The coils 11 and 12 are energised by a radio frequency generator 13.

In the arrangement of Figure 6 there are three radio frequency energisation Helmholtz coils 14, 15 and 16 which are positioned as indicated in relation to patient 1 in order to generate fields in the X, Y and Z directions respectively. In particular the z coil 15 has an axis which lies substantially along the axis along which the patient 1 is lying (as with the coils of Figure 1) the x coil 14 lies substantially horizontally above the patients and the y coil 16 is positioned substantially vertically alongside the patient.

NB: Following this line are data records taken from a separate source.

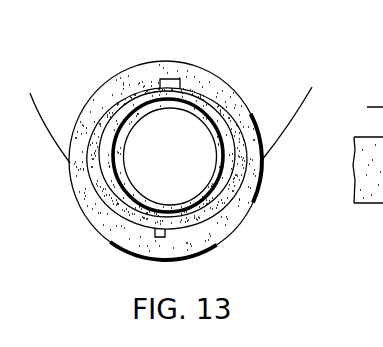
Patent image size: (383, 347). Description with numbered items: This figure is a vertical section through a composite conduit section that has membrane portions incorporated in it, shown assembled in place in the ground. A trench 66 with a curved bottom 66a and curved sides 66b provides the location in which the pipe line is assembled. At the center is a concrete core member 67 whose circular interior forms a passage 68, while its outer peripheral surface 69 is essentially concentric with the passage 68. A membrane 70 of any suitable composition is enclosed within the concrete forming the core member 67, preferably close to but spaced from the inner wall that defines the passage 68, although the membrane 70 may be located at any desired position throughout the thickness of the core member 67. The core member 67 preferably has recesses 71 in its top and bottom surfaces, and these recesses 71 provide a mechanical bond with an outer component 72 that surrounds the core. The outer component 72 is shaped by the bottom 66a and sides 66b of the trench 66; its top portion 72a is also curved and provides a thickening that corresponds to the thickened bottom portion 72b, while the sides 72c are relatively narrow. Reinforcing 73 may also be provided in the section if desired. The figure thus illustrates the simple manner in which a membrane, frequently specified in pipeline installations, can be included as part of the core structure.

The trench 66 is at (55, 140).
The curved bottom 66a is at (202, 253).
The curved sides 66b is at (262, 200).
The core member 67 is at (253, 105).
The passage 68 is at (181, 149).
The outer peripheral surface 69 is at (167, 146).
The membrane 70 is at (213, 101).
The recesses 71 is at (182, 85).
The outer component 72 is at (157, 58).
The top portion 72a is at (206, 80).
The bottom portion 72b is at (127, 252).
The sides 72c is at (265, 166).
The reinforcing 73 is at (85, 207).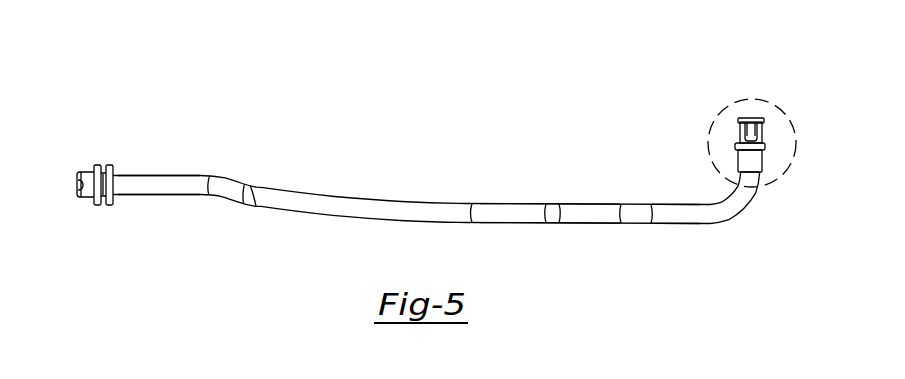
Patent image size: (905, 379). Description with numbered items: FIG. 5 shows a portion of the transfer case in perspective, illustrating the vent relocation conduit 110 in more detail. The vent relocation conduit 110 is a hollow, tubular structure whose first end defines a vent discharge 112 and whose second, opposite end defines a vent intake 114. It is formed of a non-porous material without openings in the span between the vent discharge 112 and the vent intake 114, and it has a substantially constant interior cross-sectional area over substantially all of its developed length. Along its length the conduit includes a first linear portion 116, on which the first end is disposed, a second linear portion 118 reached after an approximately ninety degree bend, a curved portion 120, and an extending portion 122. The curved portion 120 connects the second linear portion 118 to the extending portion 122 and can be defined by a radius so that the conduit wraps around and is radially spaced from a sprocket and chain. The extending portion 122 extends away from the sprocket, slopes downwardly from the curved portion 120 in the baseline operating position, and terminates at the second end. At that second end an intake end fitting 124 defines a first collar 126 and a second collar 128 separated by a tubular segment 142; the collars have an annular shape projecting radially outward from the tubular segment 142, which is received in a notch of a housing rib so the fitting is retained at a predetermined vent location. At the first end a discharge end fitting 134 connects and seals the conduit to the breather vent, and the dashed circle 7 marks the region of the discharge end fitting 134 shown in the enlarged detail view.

The vent relocation conduit 110 is at (238, 108).
The vent discharge 112 is at (745, 158).
The vent intake 114 is at (77, 187).
The first linear portion 116 is at (683, 221).
The second linear portion 118 is at (595, 215).
The curved portion 120 is at (407, 205).
The extending portion 122 is at (165, 189).
The intake end fitting 124 is at (98, 206).
The first collar 126 is at (98, 164).
The second collar 128 is at (109, 164).
The discharge end fitting 134 is at (740, 117).
The tubular segment 142 is at (104, 206).
The detail view circle 7 is at (777, 107).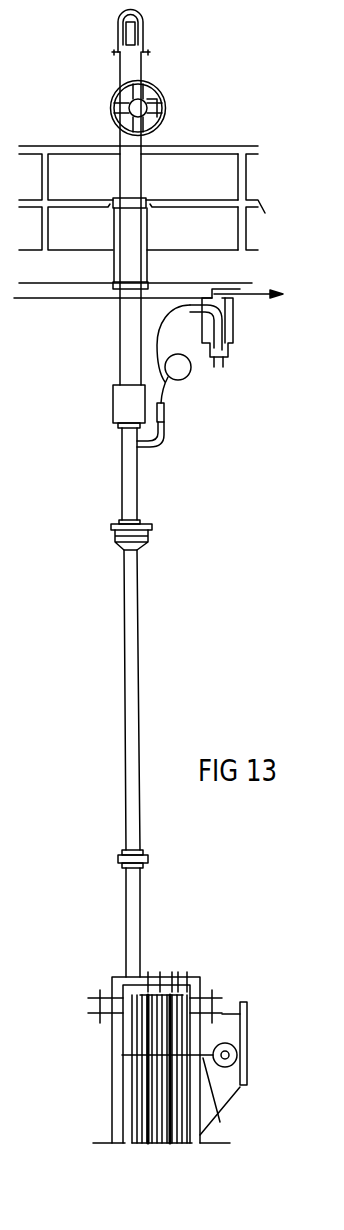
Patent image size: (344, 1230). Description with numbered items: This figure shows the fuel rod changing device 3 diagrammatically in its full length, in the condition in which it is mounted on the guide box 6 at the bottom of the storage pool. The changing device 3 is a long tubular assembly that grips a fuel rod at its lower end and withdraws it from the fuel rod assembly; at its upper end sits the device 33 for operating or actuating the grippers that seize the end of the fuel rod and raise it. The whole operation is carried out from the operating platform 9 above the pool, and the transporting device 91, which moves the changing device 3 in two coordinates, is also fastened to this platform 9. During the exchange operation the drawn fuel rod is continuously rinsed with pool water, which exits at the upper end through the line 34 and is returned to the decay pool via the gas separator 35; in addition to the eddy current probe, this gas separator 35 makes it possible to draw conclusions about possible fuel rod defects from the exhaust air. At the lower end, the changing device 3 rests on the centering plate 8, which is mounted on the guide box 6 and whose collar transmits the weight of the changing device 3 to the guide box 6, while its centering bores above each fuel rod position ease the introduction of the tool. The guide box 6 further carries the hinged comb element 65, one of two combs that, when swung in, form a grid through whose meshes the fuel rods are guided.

The fuel rod changing device 3 is at (137, 576).
The guide box 6 is at (237, 1088).
The centering plate 8 is at (149, 977).
The operating platform 9 is at (219, 133).
The device for operating the grippers 33 is at (113, 97).
The line 34 is at (166, 398).
The gas separator 35 is at (234, 331).
The hinged comb element 65 is at (215, 1113).
The transporting device 91 is at (147, 231).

The three coils 14, 15 and 16, set on the three perpendicular axis x, y and z, allow the magnetic field vector to be controlled by sending the ratios of the currents in the coil pairs to be equal to the Cartesian components of the field vector. The coils 14, 15 and 16 are driven by three independent radio frequency generators 17, 18 and 19 respectively which are controlled by a controller 20 so that the amplitude of each generator 17, 8 and 19 is adjusted according to the desired direction of the magnetic field. The coils 14, 15 and 16 could be Helmholtz coils but this is not essential because obtaining an even field is not critical. In fact it may be advantageous to arrange the coils so that the field is concentrated at the position of the stent 2.

Although multi coil arrangements have been described and illustrated, for energising the stent 2, the invention is possible using only one energisation coil. The way in which the arrangement according to the present invention is used will now be briefly described.

In order to prevent or minimise the unwanted tissue proliferation around the coronary stent referred to earlier the stent 2, which is already embedded in the patient and is not intended to be removed, would be energised on a series of occasions in order to prevent the unwanted condition from occurring.

Because this energisation only involves placing an energisation coil or coils outside the patient, the treatment of the patient, in a series of regular doses as indicated earlier, can be carried out as an outpatient procedure.

Variations may be made to both the detailed design of the stent and to the coil arrangement for energising it from outside the patient, within the scope of the following claims.

As indicated earlier the present invention also relates to employing the vibrating stent just described to improve the performance of drugs which are typically either anti-thrombolytic agents, or cytotoxic agents that prevent neo-intimal tissue proliferation.

There are a number of ways these drugs can be administered in combination with the vibrating stent three of which are described below: Method 1 Systemically by intra-arterial injection as discussed in US patent 5509896.

Method 2 Systemically by intra-arterial injection, with ultrasound contrast agents which increase the effect of the ultrasound, as disclosed in US patent 5380411.

Method 3 Encapsulated in micro-bubbles which are then systemically administered. It is known that ultrasound can burst these bubbles to release its contents ('Ultrasound Contrast Agents', Ed. B. B. Goldberg, published by John Dean Press 1996). The use of micro-bubbles to carry therapeutic agents with external ultrasound to burst them is disclosed in US patents 5580575 and 5558092, as a coating to the stent, either as encapsulated micro-bubbles or as a chemical coating.

Methods I and 2 have the advantage that the effect of the anti-thrombylitic agents is locally enhanced around the stent area, thus increasing the effect without the need to increase the overall systemic dose. This differential between local dose and systemic effect is further increased in Method 3, where the drug is only activated where it is released from the micro-spheres, and so the systemic effect is smaller. Method 4 has the advantage that the effect of the drug is even further localised to the neighbourhood of the stent. Unlike using standard coated stents the application of the drug can be activated at a time independent of the stent development. Hence the time-profile of the application of the drug can be tailored to suit the development of thrombus formation or tissue formation.